We tend to think of books as strictly academic, but might they occupy more than just this one domain? The exhibit “Beyond the Codex: Sculptural Book Objects in the Arts of the Book Collection” on the first floor of the Robert B. Haas Family Arts Library explores this idea by displaying various forms of book art from a wide range of artists. Running until February 20, the exhibit is being held in conjunction with the student-curated book art exhibition “Odd Volumes: Book Art from the Allan Chasanoff Collection” in the YUAG. Comprised of a long shelf and one display case, the exhibit at first can be easily overlooked, but commands attention after the first sighting. It showcases books in unique forms—ranging from an umbrella to a snow globe—and functions with the purpose of displaying trends in book arts.

With this goal of being all encompassing, the exhibit presents works that challenge traditional forms and views of books, and others that make the viewer appreciate the book’s original physical format. For example, one display entitled “Altered Books,” shows firsthand how an existing book can be converted into a new work of art. The piece consists of two works, both by artist Robert Thé. One is a spatula and the other, a gun made from books. They highlight how the book does not disappear completely from the new work of art. The display forces the viewer to think of the internal nature of the book, rather than the external. Similar to the umbrella and snow globe made out of a book, these “altered books,” make the viewer question whether the societal notion of what constitutes a book is too limiting in its definition.

On the other hand, certain displays made me appreciate the richness of the original book form. As books are ever present (for some of us, probably too present) in our lives, we don’t tend to think of the significance of their structure.
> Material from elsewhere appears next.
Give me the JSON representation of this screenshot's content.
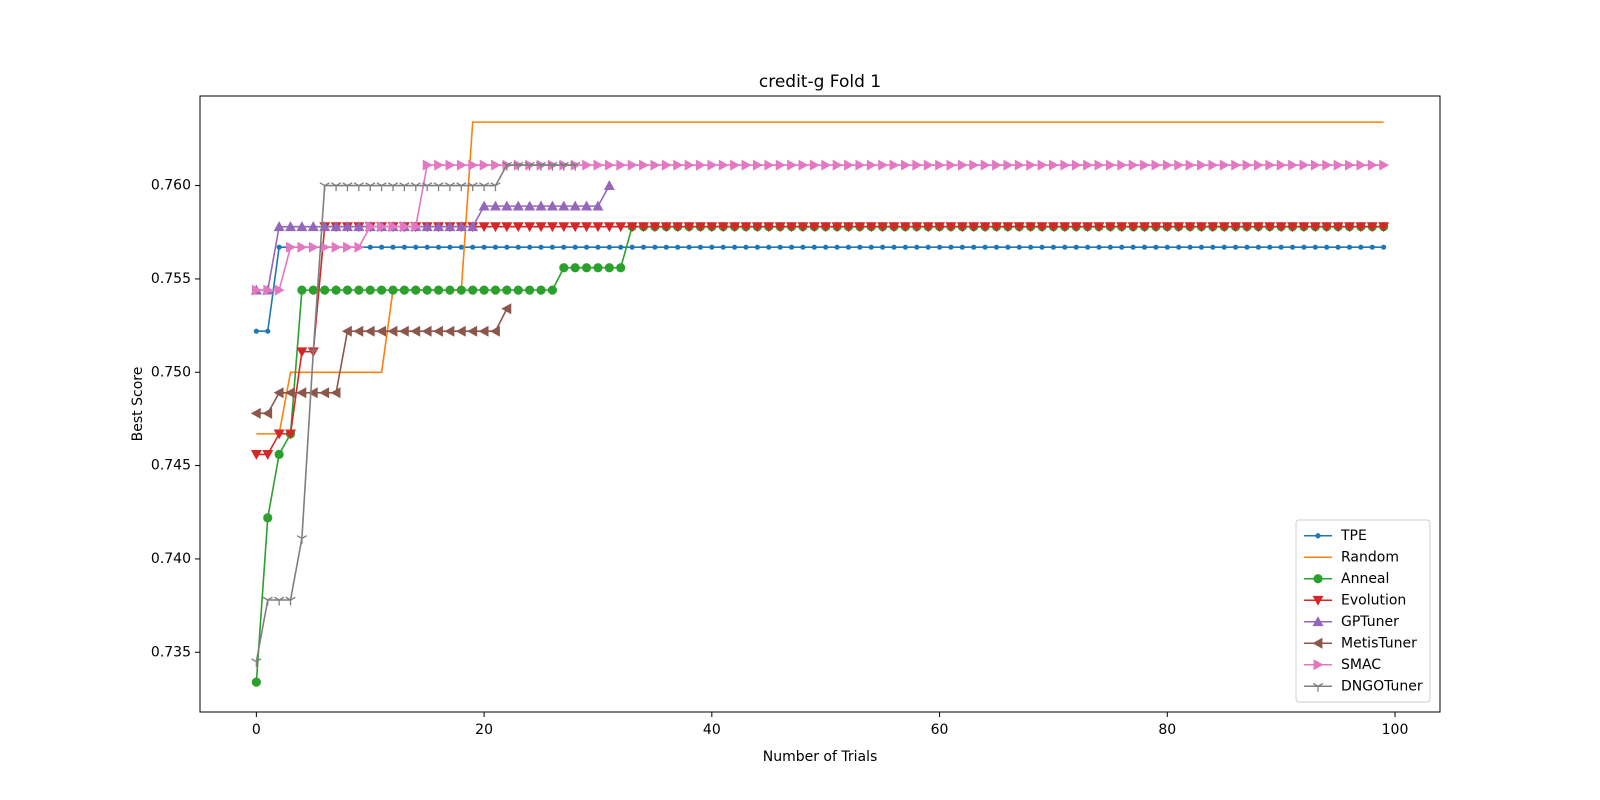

While we analyze the content between their pages, we often don’t appreciate or notice their form. Certain works in the exhibition, such as those by Diether Roth, made me appreciate the original format of books. Entitled “Bok,” Roth’s two pieces on display were standard books created out of pages from a foreign newspaper, with some holes cut through pages. As the change in the form is subtle, and not so immediately apparent, the viewer is forced to view the book itself as a form of art. Personally, this made me realize how I viewed books and art as disconnected and made me question a view I didn’t know I possessed.

“Beyond the Codex” is perhaps most striking in the effect it has on the viewer rather than in its physical content. Despite its small presence and private location, the exhibit forced me to contend with notions I had never before considered. While the experience won’t impact the way I relate to books completely, it did add a new dimension to the way I’m capable of viewing them.